Previously the IRS committed to auditing 8% of returns with over $10m in income. They abandoned that in favor of a general focus on higher income individuals and corporations.
I argue for 100% audit coverage of the top 1% of returns by income.
"Achieving 100% audit coverage for the top 1% would entail auditing more than 1.5 million returns. In 2023, the IRS closed 582,944 audits in total—resulting in $31.9 billion in adjustments, for an average of a bit more than $54,000 per audit.
By comparison, for tax years 2016 through 2021, audits of individual taxpayers with $10 million in income or more averaged $124,389 per return.”
How would it apply less scrutiny to the ultra-rich if they are, by definition, being audited?
As it stands they are neither adhering to the 8% of $10m+ nor any other defined performance metric -- just vaguely focusing more generally on the ultra-rich and corporate returns.
You don't overcome an entrenched culture of declining to audit the wealthy by vaguely suggesting it should be done.
"Top 1%" and "ultra-rich" are not synonyms.
I didn't suggest they were. You said they'd pay less attention to the ultra-rich because they've been tasked with auditing a broader pool of returns.
As above, you're just accepting as read that if you ask them to look at A and B, they'll pay less attention to A than if you only asked them to look at A.
I would consider separating what you think will happen from what you're demanding they do, and not rolling the former into the latter and undercutting your own interests.
@andrew
> As above, you're just accepting as read that if you ask them to look at A and B, they'll pay less attention to A than if you only asked them to look at A.
Yes, I am "just accepting" that. It seems to be an immutable law of fixed manpower, does it not?

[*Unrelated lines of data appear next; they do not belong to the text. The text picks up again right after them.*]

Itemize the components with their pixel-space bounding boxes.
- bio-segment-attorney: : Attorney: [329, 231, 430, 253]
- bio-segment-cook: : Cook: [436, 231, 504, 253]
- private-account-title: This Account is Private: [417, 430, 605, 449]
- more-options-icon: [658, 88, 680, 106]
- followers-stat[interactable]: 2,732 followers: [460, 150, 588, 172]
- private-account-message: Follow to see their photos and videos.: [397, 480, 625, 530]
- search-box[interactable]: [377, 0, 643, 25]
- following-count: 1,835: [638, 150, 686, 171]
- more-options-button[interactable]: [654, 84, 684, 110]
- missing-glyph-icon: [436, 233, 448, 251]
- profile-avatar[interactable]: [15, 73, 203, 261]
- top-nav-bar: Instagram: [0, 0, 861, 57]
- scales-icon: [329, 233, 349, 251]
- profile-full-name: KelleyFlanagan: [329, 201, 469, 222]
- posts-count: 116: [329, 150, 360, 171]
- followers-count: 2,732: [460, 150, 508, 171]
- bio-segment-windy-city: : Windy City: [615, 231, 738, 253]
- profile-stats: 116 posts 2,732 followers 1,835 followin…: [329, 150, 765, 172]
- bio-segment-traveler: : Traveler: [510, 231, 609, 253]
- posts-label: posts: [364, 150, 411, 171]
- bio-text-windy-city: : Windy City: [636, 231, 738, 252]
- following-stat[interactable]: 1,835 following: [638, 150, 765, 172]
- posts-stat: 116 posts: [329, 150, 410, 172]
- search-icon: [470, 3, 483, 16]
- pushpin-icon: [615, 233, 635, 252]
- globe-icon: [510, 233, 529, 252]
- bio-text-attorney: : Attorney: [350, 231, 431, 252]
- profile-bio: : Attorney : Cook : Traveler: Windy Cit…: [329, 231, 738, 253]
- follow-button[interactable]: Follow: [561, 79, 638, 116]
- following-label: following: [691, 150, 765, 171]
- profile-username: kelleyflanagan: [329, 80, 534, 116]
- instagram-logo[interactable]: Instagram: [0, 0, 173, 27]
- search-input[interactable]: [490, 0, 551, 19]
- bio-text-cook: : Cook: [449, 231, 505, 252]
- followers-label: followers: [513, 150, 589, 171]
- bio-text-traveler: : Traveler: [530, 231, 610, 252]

A group of people doing 3 jobs will always be more effective at each job than the same group attempting to do 9 jobs.
@andrew Hey, I'm all for getting the IRS more manpower.
I just don't see how that's remotely politically possible in the near future.
@LouisIngenthron
The IRS got $80b under the IRA to, in part, hire more employees. It was reduced by $1.4b by Congress in 2023 and another $20.2 in 2024.
You don't need to do the anti-tax folks' work for them, they can take care of themselves. Demand accountability.